March 2, 2026
DHAKA – Bangladesh’s 13th National Parliamentary Election was conducted within a “digitally saturated” environment where communal misinformation and AI-generated deception were weaponised to manipulate voter perception, said Activate Rights, in a report released yesterday.
Activate Rights is a non-profit initiative on protecting digital rights in Bangladesh.
The study, titled “Faith, Fear, and Falsehoods: Mapping Communal Misinformation and Hate in Bangladesh’s 2026 Election”, analysed data from December 11, 2025, to February 16, 2026 and concluded that coordinated narrative manipulation functioned as a structural feature of the February 12 election.
The polls saw a disturbing rise in the use of generative AI to target female candidates, found the report. “Women candidates experienced disproportionate levels of online abuse despite constituting only four percent of contestants, with seven ultimately elected,” said the report.
Dhaka-9 candidate Tasnim Jara and Brahmanbaria-2 candidate Rumeen Farhana, who won the seat, were among the victims of AI-generated explicit images.
AI was also used to spread misinformation. AI-generated minority characters were shown claiming they are in danger, or asserting that if people don’t vote for Jamaat, they will be sent to India, found the report.
The report stated that alongside communal misinformation, election-time discourse from hardline Islamist accounts on social media sought to delegitimise democratic participation by claiming democracy and voting are fundamentally incompatible with Islam and thus religiously forbidden.
The report also reveals that the Awami League’s exclusion from the election, following ban on its political activities, prompted a coordinated social media boycott using the hashtag #NoBoatNoVote. But it went beyond a symbolic boycott, moving toward explicit obstruction. For instance, a post directly encouraged supporters to resist the vote, and a TikTok video featured lyrics that promoted physical aggression against ballot boxes.
In addition, election discourse featured systematic hate speech against political parties and candidates. Jamaat-e-Islami and allies were labelled “extremists” with derogatory content circulating after a party leader’s social media account was reportedly hacked. BNP figures were widely called “extortionists”, with posts claiming “70 percent” were criminals.
Another tactic involved circulating selectively edited video clips of political figures.
These non-deepfake excerpts removed context, leading to captions accusing speakers of blasphemy or anti-Islamic sentiment. Comments frequently used labels such as “atheist”, “kafir”, or “apostate”, showing how contextual distortion quickly generates hate-driven engagement.

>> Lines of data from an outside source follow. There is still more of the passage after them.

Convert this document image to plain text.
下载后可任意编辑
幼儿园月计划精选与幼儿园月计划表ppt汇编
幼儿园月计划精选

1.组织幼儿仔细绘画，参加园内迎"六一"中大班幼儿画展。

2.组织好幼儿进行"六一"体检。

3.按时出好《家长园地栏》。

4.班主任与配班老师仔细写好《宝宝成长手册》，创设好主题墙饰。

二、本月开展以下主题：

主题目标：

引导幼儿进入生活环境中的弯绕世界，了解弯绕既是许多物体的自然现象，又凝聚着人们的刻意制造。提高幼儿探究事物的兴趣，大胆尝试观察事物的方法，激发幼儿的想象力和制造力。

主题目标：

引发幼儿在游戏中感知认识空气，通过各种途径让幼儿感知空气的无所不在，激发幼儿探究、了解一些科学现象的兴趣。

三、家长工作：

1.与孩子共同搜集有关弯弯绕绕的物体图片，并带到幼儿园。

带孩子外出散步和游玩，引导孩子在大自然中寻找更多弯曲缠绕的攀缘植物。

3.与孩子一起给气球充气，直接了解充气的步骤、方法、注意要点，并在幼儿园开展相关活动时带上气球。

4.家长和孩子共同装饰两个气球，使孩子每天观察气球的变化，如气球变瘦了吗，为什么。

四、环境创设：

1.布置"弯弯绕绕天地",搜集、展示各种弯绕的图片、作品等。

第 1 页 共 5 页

The report highlights a significant cross-border dynamic, noting that many narratives originating in India portrayed Bangladesh as a hotbed of extremism and systemic minority persecution.
These narratives often utilised recycled or miscontextualised footage — such as reframing a food stall dispute in Chattogram as an attack on Muslim girls for not wearing hijab, which was later found not related to religion and hijab.
Not only on Facebook, X accounts in India claimed “Islamists” were forcibly cutting students’ hair for wearing western outfits. The footage actually depicted a symbolic protest in Mymensingh against a specific individual’s haircut and had no religious or extremist motivation.